In the previous blog post of the series, we explained what could be different issues encountered in the use of AI and analytics. Based on our experience, we believe that organizations should take a systematic approach in order to gain trust in their analytics. This approach is based on four key anchors of trust: quality, effectiveness, integrity and resilience.
Data of poor quality can have dramatic consequences. Think for instance about a European travelling company with its marketing campaign based on pictures labelled inappropriately. The website ended with pictures of big marble hotels and air conditioning instead of “dream” pictures. Pictures were labelled by hand by people with a different vision of the best holidays than the average European. The quality of the data and the processes used for the collection of this data is therefore decisive. For this reason, quality checks should be implemented. However, a recent KPMG study reported that less than half of organizations worldwide are currently carrying out such quality control procedures.
Having proof of the effectiveness of the analytics is key to strength trust. However, measuring effectiveness can be extremely difficult. Let’s see for instance customer churn prediction model. How to correctly assess whether it is your model that is effective or that is the actions you took? Moreover, as stated in the previous blog post, depending on the context (medical field vs. alcohol tests), you can prefer to optimize the false positive rate at the expense of the false negatives (or vice versa).

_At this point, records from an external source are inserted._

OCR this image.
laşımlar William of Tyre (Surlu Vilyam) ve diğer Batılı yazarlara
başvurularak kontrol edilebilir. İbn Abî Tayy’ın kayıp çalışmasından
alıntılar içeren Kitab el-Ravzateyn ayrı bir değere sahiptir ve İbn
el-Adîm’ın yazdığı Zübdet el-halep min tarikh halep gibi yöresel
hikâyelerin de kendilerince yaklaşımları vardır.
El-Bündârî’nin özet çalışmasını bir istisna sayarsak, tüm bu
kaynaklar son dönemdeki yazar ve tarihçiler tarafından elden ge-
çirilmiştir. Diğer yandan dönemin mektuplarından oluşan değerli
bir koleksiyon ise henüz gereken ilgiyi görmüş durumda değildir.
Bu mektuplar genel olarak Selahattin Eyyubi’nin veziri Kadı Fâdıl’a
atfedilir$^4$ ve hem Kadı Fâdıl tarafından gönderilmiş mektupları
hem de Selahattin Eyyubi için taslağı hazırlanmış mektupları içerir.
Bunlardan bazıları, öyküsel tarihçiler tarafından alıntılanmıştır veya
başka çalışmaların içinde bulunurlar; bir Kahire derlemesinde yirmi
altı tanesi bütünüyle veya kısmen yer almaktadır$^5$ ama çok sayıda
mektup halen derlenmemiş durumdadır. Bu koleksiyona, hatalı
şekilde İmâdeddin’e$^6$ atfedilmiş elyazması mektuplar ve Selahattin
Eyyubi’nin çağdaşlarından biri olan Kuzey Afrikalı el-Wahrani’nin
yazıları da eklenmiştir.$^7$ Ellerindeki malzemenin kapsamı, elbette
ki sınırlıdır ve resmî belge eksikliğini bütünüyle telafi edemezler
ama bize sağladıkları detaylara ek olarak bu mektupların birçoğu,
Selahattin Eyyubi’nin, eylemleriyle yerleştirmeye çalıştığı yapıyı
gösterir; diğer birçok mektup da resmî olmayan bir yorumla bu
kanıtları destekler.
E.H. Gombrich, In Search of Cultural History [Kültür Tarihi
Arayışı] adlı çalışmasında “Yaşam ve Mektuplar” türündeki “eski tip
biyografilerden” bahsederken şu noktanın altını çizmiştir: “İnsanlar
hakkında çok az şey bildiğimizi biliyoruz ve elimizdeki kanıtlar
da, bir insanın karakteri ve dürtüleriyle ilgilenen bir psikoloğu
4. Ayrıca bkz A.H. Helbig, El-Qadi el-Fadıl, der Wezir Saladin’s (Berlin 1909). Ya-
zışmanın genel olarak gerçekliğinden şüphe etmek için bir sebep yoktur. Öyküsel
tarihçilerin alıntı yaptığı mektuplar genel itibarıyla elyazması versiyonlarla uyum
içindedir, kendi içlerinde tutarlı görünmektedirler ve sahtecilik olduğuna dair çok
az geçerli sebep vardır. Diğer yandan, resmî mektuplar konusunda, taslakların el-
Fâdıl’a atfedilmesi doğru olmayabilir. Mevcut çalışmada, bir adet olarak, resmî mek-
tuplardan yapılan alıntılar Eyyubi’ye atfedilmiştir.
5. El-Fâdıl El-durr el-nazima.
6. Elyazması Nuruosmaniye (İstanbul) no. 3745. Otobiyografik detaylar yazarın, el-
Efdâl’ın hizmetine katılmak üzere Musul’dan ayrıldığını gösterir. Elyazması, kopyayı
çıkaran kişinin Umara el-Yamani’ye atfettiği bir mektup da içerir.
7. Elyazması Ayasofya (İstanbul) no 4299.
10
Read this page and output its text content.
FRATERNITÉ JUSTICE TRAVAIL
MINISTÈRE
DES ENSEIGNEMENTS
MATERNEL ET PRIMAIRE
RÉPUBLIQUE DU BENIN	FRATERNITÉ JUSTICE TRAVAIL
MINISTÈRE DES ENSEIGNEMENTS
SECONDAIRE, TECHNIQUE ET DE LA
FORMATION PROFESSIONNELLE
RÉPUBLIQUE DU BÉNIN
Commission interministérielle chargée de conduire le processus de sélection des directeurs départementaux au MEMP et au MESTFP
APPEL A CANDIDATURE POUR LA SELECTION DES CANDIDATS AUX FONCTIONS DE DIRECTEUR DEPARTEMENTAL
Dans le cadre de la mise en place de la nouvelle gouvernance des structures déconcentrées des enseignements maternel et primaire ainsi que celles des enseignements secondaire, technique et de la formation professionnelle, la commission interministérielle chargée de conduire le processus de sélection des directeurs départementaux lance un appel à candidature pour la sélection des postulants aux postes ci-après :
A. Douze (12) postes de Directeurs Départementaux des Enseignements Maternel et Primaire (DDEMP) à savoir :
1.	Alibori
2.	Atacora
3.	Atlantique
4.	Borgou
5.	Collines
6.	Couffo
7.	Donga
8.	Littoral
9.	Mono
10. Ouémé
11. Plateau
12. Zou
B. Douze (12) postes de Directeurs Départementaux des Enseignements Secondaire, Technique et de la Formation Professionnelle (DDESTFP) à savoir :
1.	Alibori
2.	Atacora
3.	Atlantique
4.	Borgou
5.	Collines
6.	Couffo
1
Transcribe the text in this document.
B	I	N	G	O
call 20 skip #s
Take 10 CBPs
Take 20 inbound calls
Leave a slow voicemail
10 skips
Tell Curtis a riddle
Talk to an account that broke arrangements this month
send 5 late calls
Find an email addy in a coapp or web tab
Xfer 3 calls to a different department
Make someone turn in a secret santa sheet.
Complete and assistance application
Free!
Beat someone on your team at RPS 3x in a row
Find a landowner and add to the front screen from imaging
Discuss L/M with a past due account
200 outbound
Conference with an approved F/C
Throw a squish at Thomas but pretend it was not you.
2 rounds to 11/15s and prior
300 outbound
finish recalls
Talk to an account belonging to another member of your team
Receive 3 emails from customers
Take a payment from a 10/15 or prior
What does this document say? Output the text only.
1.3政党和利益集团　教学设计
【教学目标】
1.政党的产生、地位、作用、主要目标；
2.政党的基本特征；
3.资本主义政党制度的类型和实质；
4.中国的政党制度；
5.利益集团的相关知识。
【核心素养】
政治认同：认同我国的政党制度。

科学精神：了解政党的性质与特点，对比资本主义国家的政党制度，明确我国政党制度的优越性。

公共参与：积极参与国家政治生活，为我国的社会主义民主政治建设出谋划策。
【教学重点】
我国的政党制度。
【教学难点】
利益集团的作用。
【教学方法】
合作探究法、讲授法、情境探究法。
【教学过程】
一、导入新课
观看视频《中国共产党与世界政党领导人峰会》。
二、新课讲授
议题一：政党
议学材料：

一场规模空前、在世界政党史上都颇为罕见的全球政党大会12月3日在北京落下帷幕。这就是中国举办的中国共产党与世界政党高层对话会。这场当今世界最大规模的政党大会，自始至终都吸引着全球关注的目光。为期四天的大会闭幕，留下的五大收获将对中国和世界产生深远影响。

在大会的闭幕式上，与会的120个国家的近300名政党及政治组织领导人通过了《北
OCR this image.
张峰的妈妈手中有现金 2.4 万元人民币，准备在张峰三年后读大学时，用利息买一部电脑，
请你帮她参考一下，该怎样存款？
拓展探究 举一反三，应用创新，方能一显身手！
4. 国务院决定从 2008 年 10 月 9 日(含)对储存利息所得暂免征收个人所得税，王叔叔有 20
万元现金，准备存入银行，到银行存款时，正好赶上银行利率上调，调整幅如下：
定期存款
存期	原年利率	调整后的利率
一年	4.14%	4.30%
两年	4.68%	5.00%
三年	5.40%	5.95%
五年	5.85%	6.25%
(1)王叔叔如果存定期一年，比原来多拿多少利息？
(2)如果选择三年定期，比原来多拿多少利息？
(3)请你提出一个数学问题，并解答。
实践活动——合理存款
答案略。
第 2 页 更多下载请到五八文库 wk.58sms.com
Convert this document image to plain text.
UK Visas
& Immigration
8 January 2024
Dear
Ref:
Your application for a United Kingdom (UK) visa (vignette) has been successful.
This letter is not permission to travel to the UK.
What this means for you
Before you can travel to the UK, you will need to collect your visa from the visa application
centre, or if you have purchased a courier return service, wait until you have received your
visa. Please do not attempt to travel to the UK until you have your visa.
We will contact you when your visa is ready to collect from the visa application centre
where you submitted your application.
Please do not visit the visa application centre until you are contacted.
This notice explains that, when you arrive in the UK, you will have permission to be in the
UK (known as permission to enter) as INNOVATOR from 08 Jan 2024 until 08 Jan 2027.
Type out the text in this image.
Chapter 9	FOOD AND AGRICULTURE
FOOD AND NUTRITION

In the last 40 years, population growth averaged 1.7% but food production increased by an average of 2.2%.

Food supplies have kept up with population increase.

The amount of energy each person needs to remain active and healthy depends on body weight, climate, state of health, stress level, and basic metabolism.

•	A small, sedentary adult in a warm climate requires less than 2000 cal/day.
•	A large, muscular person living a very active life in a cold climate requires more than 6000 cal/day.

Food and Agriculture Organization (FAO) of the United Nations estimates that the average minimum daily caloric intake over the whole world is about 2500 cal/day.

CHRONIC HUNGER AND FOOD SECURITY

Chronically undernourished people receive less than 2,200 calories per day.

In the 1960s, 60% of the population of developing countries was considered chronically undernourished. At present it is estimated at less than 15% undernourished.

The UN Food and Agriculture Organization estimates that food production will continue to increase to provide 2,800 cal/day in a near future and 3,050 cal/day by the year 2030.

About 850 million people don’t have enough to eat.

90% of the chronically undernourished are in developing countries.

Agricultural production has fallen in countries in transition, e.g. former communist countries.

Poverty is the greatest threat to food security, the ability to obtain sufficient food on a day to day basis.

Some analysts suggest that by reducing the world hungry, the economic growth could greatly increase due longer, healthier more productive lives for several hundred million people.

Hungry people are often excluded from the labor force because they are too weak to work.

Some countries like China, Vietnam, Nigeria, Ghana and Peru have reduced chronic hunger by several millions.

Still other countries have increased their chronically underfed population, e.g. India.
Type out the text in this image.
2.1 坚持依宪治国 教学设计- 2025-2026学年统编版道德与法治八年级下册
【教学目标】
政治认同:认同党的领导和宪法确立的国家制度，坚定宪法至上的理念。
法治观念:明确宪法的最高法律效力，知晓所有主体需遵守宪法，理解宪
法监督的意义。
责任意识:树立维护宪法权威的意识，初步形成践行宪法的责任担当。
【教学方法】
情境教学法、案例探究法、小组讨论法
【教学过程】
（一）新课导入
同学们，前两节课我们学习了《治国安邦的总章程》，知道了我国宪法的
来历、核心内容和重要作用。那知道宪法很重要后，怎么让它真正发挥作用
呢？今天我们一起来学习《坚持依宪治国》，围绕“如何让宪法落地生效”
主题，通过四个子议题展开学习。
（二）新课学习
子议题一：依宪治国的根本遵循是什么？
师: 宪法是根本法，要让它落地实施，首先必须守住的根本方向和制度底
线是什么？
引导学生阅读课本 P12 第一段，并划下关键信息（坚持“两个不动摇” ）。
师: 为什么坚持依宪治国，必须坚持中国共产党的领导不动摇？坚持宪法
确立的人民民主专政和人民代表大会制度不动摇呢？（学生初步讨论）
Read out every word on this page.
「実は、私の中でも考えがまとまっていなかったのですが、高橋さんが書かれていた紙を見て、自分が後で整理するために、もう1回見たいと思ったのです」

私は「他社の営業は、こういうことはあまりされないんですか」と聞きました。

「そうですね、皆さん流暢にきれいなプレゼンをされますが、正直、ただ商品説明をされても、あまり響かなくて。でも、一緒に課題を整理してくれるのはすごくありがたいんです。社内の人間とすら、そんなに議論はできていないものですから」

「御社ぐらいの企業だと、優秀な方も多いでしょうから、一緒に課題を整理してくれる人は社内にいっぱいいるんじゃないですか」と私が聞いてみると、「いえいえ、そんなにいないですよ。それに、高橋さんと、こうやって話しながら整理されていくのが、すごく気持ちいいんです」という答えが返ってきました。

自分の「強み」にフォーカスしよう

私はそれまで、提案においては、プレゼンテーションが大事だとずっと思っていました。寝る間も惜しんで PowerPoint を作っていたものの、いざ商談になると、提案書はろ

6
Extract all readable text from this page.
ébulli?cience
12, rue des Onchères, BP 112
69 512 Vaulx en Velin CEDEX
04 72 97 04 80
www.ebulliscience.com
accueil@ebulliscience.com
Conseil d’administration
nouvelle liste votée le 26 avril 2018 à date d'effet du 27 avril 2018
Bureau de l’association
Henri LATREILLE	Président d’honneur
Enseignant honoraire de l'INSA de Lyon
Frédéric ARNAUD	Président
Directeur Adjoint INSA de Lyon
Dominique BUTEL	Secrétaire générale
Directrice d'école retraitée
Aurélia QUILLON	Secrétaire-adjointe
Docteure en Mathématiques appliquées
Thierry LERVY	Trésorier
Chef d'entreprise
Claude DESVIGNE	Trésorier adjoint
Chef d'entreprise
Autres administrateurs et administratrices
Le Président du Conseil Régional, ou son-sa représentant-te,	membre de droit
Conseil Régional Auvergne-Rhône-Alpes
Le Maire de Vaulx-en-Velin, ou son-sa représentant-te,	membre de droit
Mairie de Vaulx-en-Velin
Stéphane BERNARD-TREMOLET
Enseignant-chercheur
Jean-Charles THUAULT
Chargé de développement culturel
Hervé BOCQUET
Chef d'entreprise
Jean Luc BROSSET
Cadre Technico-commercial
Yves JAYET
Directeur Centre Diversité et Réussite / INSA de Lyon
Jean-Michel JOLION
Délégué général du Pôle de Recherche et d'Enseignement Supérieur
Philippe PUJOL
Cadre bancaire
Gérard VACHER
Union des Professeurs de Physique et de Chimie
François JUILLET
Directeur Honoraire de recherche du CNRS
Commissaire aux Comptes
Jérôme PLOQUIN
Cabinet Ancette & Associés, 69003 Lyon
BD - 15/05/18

The shareholders will not invest in a company if they are not confident in the integrity of the AI solutions built by the company. Imagine a GPS sending you via roads in which gas station of a certain brand are located instead of via the shortest way. Different questions should require further attention of the organizations: how transparent are the processes? Is everything in line with legislation? Are ethical boundaries crossed?
And finally, the resilience of the system and the models is also a critical aspect. Customers will not use a model if it is not flexible enough, and so not optimized over the long term. A traditional GPS in a car will be rapidly outperformed by a smartphone GPS application that adjusts quickly to new contexts and road modifications. A trust model will need to change or adapt its function rapidly with the emergence of new technologies, the changes in regulation, the evolution of the society…
We therefore propose several ideas to close the trust gap in D&A. As a first step, organizations should start by assessing their faith in D&A. An initial assessment will allow them to define where trusted analytics are most critical to their business and to focus on these areas. Secondly, they should clarify and align goals; why do we collect data? Why do we perform analytics? Answers to these questions should be clear. Two other ideas are increasing internal engagement and developing an internal D&A culture. The trust gap could be closed by supporting multidisciplinary teams with IT, data scientists and stakeholders working to align key business goals in the building of analytics. Encouraging transparency in D&A and adopting a portfolio approach are two other potential lines of inquiry. As a last piece of advice, and most importantly, be innovative, encourage experimentation without the fear of failure.
"Only those who dare to fail greatly can ever achieve greatly."